History of the John D. Fox Accelerator Laboratory


Picture of John D. Fox

In March 2007, FSU's superconducting linear accelerator laboratory was named for John D. Fox, a longtime FSU faculty member who was instrumental in its development. Gov. LeRoy Collins established FSU's program in nuclear physics in 1958, and Fox joined the faculty shortly after, in 1960. He went on to play a key role in building up the accelerator laboratory into a position of worldwide renown. In particular, his collaboration with FSU Professor Donald Robson on isobaric analog states put the accelerator lab on the world map of nuclear physics.

The FSU Accelerator Laboratory began operation in 1960 following the installation of an EN Tandem Van de Graaf accelerator. It was the second of its type in the United States. The first useful acceleration of negatively-charged helium ions was achieved at FSU in 1961, and isobaric analogue resonances were identified at the facility in proton-induced reactions in 1963.

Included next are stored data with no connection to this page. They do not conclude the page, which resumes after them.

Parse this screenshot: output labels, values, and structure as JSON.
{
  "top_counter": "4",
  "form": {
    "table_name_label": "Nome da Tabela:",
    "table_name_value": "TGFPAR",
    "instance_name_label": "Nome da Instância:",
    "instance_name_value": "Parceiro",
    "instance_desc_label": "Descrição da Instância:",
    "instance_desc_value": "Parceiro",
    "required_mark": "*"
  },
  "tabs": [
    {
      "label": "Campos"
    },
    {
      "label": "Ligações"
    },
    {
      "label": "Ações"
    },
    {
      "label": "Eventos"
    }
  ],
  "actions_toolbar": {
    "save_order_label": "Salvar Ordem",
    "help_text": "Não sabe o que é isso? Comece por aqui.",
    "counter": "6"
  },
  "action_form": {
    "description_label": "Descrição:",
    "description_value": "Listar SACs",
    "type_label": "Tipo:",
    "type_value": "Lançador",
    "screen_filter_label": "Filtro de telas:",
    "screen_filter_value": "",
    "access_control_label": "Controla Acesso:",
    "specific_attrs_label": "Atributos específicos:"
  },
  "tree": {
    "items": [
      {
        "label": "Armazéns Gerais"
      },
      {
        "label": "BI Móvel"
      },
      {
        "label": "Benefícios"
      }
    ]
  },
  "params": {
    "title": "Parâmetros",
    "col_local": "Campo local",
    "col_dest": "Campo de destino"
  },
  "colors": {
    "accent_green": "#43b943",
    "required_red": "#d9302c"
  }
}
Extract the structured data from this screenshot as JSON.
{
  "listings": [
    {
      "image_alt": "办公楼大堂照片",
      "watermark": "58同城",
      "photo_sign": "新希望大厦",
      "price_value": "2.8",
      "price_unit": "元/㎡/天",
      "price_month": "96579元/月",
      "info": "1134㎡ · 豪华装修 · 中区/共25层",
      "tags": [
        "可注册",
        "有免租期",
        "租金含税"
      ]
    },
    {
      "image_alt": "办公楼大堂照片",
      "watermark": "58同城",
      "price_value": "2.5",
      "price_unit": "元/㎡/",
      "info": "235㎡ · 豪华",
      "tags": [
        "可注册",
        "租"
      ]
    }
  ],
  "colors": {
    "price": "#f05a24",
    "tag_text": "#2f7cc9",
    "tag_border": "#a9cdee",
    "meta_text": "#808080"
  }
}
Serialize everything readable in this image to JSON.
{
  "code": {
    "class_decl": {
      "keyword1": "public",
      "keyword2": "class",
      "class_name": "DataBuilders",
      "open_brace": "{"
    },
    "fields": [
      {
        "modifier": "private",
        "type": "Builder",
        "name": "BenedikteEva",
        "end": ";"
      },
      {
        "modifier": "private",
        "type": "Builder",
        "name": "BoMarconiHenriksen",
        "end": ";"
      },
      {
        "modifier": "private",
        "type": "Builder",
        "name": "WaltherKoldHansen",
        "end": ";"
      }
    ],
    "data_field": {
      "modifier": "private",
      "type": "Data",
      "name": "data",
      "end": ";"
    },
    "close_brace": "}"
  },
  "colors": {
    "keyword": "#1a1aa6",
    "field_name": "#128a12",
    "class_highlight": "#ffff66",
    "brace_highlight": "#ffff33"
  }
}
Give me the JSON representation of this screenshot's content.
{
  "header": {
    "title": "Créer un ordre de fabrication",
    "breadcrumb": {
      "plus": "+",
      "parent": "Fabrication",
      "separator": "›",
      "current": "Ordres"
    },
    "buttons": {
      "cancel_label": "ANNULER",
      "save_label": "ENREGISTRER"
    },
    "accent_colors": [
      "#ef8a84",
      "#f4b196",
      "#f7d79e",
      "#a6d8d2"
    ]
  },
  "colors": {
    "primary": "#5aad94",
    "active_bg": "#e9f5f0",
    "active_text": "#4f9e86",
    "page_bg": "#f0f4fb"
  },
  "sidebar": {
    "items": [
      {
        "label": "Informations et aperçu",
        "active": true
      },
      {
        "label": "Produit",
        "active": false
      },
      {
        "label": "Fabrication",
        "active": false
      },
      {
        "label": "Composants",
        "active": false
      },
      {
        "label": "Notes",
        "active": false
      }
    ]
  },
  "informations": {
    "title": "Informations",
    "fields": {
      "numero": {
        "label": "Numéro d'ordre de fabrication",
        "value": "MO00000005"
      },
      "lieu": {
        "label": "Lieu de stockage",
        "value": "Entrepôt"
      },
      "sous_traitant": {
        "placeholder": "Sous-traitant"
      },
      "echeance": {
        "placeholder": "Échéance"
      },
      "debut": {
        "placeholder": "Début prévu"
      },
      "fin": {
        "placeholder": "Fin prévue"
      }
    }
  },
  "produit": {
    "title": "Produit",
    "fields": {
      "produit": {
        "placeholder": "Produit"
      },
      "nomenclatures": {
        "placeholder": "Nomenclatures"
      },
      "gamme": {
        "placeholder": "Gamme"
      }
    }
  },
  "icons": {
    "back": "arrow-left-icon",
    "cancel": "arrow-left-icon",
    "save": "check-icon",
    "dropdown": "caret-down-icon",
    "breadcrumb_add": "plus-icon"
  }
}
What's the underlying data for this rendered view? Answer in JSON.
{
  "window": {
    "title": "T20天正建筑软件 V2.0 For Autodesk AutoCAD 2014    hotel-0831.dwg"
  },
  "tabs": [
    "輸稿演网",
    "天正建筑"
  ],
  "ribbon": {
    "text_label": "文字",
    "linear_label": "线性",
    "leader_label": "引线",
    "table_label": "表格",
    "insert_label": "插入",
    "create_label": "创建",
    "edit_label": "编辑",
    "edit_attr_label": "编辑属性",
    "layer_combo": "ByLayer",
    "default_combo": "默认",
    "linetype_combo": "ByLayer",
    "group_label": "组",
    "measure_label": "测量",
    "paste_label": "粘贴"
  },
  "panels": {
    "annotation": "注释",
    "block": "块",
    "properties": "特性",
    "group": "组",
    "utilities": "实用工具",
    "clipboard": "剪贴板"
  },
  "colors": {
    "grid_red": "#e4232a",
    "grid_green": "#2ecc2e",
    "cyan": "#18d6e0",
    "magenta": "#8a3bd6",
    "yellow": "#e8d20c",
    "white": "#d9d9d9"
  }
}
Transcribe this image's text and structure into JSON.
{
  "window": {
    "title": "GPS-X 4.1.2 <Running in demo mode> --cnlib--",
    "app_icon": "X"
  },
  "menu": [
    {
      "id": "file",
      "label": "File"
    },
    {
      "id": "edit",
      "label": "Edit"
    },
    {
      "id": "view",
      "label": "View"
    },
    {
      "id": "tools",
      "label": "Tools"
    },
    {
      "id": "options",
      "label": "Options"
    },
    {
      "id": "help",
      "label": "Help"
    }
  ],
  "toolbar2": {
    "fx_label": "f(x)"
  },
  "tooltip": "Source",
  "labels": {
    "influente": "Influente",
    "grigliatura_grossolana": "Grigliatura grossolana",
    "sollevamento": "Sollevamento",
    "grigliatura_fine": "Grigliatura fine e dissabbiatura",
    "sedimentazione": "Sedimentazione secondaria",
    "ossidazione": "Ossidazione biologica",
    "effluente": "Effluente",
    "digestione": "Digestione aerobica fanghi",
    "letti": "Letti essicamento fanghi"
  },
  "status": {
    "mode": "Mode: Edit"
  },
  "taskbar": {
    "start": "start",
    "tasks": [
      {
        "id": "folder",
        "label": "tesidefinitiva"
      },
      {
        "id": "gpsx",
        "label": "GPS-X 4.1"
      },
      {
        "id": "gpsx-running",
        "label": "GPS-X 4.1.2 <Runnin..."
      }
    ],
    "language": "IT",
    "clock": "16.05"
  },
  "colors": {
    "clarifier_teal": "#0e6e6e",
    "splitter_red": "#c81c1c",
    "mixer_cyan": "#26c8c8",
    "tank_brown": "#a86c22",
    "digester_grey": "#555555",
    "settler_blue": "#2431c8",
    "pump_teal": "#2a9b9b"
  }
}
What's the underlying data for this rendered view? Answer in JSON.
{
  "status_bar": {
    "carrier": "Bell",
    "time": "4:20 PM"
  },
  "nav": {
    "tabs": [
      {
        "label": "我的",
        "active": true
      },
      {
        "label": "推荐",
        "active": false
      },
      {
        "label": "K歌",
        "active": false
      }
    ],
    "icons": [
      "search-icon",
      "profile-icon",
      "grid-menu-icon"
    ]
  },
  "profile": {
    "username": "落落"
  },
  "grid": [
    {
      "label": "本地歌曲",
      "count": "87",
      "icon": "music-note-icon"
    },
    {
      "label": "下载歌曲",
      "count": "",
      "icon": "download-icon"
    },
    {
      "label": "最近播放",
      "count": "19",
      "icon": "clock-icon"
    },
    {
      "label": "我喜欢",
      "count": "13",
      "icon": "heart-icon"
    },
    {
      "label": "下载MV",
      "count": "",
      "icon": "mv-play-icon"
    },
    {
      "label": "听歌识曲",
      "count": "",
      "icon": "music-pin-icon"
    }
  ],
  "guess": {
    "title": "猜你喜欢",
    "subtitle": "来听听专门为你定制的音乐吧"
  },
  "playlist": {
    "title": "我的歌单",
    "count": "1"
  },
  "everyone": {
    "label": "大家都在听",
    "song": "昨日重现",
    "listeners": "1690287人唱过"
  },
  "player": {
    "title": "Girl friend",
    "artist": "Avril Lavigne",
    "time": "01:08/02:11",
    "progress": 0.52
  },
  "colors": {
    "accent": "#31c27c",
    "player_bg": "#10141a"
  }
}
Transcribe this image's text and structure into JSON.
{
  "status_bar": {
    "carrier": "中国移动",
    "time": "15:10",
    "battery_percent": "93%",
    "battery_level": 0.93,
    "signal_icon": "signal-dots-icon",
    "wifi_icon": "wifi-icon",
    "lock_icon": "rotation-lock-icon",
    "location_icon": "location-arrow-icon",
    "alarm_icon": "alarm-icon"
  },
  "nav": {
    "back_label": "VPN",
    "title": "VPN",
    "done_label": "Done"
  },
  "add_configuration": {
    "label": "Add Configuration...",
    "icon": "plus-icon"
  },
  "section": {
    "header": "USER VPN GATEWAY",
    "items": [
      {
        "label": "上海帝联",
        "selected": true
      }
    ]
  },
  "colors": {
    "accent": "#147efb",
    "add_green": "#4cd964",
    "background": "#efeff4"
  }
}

The laboratory entered its second development stage in 1970 with the installation of an Super-FN Tandem Van de Graaff accelerator. At that time, the research program turned to an emphasis on heavy-ion beams. As a third major stage of evolution, a superconducting linear post-accelerator was funded by the National Science Foundation in the mid-1980’s, with the first experiment on the completed facility run in 1987.

Since 2006, the emphasis of the experimental program at the laboratory is on research with radioactive ion beams, which are produced in-flight at the RESOLUT facility.